Question #4: Does the 1571 have two index hole sensors just as it has two heads? At this point, for all I know the 1571 is index syncing on the first index hole in order to write to Side B since it can still SEE the first index hole considering it has dual heads and does not need a disk to be flipped to read/write to Side B. But then, how does the 1541 handle this with regard to the index hole it can't see when the disk is flipped? Hmmmm
Question #5: It would seem that some floppies written by professional copiers/duplicators, do NOT even have notches at all, but may have DUAL index holes and still contain data on both Side A and Side B. If a disk has two index holes, does that mean it's a Flippy Disk? Or, if it has data on Side B with one index hole what does that even mean then? A picture of a professionally written disk with NO notches yet with 2 index holes found here: https://en.wikipedia.org/wiki/Floppy_di ... y_Disk.jpg
Finally, I guess my underlying confusion is on how to determine when looking at a physical floppy disk whether it is a Flippy Disk or not and what a "Flippy Disk" even really means with regard to the required notches (1 or 2?) and index holes (1 or 2?) from the perspective of use in the 1571 and 1541 drives. If the 1571 can indeed write to both sides of a disk without flipping it, would such a disk still be considered a Flippy disk? Or the ability of the 1571 to write to Side B written in a different format? In other words, is Side B always written in the same format by a 1571 and 1541 drive or are there different formats (possibly due to how a single head drive writes to side B vs how a dual headed drive can write to side B?)

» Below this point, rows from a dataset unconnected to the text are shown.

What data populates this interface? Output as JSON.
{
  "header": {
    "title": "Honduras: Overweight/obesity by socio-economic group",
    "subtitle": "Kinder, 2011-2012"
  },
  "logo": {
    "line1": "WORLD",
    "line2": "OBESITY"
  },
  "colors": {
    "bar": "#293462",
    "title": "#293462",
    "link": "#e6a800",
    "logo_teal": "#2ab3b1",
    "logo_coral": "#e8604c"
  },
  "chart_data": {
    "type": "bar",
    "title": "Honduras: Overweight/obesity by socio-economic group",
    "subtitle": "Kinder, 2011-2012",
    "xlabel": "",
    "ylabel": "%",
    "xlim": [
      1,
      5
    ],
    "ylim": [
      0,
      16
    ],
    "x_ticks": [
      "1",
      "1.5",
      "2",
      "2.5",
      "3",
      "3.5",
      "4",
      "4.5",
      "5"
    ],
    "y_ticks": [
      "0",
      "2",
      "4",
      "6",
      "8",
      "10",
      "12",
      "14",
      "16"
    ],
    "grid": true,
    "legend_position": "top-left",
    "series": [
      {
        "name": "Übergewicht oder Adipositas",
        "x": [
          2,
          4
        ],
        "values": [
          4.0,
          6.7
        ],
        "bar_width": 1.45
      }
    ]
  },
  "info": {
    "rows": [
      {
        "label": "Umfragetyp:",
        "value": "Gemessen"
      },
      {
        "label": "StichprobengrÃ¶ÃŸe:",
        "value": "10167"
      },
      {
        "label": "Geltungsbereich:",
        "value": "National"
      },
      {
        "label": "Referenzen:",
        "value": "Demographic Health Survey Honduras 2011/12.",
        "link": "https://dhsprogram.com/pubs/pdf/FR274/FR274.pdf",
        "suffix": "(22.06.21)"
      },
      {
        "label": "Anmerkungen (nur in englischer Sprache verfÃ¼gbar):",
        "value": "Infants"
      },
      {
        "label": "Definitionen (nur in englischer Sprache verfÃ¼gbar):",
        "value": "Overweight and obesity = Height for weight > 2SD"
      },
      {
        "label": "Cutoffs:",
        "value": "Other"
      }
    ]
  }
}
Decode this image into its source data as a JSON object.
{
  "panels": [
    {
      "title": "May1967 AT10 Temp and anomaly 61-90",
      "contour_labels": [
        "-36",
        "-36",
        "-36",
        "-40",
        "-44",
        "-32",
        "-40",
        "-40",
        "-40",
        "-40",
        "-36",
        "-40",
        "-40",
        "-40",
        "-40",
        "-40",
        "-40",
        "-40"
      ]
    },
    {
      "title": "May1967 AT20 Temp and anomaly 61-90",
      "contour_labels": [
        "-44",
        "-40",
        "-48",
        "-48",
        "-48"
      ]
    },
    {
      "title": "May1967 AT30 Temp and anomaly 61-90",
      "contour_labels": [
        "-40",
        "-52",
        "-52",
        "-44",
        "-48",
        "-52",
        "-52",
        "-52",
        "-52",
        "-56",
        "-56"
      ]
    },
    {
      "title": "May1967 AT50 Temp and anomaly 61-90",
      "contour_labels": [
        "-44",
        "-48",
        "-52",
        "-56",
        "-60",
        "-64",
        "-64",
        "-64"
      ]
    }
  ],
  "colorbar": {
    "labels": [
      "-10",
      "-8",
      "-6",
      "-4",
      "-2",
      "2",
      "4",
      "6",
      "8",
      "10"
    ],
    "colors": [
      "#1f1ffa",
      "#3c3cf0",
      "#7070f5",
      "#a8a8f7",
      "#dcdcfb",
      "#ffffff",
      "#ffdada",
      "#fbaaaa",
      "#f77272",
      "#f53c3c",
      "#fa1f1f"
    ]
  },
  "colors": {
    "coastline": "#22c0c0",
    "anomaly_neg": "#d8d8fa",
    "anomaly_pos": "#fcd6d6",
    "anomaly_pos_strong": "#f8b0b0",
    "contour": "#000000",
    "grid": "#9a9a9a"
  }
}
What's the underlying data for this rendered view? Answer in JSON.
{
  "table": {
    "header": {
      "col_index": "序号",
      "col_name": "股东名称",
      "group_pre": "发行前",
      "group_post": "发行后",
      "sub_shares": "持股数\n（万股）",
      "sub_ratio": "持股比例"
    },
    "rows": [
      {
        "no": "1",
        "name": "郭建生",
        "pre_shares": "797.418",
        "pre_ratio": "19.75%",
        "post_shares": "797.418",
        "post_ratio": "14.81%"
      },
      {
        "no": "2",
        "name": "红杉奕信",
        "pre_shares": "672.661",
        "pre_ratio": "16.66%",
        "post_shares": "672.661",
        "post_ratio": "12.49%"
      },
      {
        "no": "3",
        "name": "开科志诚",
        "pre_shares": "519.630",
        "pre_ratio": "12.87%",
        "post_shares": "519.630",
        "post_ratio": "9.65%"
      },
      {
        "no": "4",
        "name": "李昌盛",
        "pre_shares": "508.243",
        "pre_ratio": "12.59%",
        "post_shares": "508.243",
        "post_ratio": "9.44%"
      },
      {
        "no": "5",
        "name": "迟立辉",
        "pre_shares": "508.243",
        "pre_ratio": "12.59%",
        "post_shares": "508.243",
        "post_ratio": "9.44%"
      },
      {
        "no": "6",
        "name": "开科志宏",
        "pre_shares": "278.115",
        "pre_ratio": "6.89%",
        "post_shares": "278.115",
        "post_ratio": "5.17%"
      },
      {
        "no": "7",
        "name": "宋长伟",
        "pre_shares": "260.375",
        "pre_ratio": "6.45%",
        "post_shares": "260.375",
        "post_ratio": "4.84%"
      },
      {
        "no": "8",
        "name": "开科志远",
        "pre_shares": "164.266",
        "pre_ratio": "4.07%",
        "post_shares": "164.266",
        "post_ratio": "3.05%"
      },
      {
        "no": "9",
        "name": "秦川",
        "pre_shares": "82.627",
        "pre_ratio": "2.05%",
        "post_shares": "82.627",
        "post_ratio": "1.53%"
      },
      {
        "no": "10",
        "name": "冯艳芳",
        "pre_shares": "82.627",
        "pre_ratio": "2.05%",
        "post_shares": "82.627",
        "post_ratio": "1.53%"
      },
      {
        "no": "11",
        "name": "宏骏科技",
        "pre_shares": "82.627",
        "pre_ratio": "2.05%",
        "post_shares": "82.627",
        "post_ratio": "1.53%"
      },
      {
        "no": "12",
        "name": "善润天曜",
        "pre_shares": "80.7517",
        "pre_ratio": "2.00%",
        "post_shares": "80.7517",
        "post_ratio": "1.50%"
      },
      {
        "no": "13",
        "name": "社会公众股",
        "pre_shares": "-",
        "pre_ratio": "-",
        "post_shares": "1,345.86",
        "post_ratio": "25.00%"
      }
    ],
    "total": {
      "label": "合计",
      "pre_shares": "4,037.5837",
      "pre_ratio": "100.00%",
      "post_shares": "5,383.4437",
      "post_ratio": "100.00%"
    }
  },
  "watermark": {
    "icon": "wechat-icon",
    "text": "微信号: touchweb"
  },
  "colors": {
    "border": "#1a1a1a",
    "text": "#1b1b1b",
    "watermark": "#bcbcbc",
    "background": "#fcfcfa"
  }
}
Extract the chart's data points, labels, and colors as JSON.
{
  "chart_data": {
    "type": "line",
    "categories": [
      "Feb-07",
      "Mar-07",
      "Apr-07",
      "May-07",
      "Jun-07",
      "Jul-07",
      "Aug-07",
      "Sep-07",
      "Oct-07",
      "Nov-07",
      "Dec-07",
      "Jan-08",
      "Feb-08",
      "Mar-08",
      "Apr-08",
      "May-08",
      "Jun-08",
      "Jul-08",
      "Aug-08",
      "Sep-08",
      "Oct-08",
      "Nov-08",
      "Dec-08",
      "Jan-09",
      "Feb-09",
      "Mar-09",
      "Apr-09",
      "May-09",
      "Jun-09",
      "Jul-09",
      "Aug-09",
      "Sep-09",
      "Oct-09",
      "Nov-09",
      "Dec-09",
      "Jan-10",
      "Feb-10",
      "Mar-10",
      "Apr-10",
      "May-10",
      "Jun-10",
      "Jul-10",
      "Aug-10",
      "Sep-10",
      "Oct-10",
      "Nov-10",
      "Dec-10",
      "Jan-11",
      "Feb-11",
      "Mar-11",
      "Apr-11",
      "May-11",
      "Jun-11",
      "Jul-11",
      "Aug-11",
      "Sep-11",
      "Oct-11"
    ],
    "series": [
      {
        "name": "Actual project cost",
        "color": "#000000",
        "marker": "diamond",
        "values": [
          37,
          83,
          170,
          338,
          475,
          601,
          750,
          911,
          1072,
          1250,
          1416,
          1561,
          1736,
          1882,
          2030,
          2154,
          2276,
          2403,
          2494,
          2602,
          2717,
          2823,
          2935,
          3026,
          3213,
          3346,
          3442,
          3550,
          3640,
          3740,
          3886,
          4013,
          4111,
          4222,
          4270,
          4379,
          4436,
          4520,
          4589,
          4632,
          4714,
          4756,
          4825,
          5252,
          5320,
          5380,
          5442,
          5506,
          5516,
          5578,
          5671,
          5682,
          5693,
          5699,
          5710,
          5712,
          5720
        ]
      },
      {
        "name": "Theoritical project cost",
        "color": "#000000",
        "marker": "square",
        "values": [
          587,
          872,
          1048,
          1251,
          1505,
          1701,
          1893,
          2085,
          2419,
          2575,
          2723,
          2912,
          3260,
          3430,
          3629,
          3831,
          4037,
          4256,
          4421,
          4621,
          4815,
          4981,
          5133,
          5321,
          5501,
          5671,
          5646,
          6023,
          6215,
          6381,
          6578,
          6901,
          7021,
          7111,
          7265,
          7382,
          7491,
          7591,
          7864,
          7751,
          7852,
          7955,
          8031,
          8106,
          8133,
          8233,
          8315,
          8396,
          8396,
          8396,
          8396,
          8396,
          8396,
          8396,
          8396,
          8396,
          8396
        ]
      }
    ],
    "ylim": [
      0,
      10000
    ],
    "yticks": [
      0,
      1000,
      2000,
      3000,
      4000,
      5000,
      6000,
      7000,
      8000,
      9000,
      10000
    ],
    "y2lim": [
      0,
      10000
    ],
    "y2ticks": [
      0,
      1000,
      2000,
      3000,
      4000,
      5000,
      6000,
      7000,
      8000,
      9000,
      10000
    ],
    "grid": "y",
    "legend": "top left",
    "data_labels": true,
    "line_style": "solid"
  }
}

Where am I going with this? Eventually, I want to preserve these Commodore disks utilizing Kryoflux but am currently VERY confused about this whole Flippy disk concept. In reading through the forums, it seems that since the 1571 has dual heads, I would NOT need a flippy modded PC disk drive to use Kryoflux to image both side A and B of the disk as long as the disk was written by a 1571. I believe I have read that both Side A and Side B can be read in a single pass a drive that is NOT flippy modded. However, if the disk was written by say a 1541, I would need a Flippy modded PC disk in order for Kryoflux to be able to image Side B (the Flippy Side).
A lot of the disks I have were written by a 1571 drive. I've yet to understand how to determine when looking at some of these disks if some are Flippy Disk and some are simply not flippy disks but may still have data on Side B since the 1571 can magically write to Side B. How this is all done is what I'm better trying to first understand.
Someone please help set me straight if possible!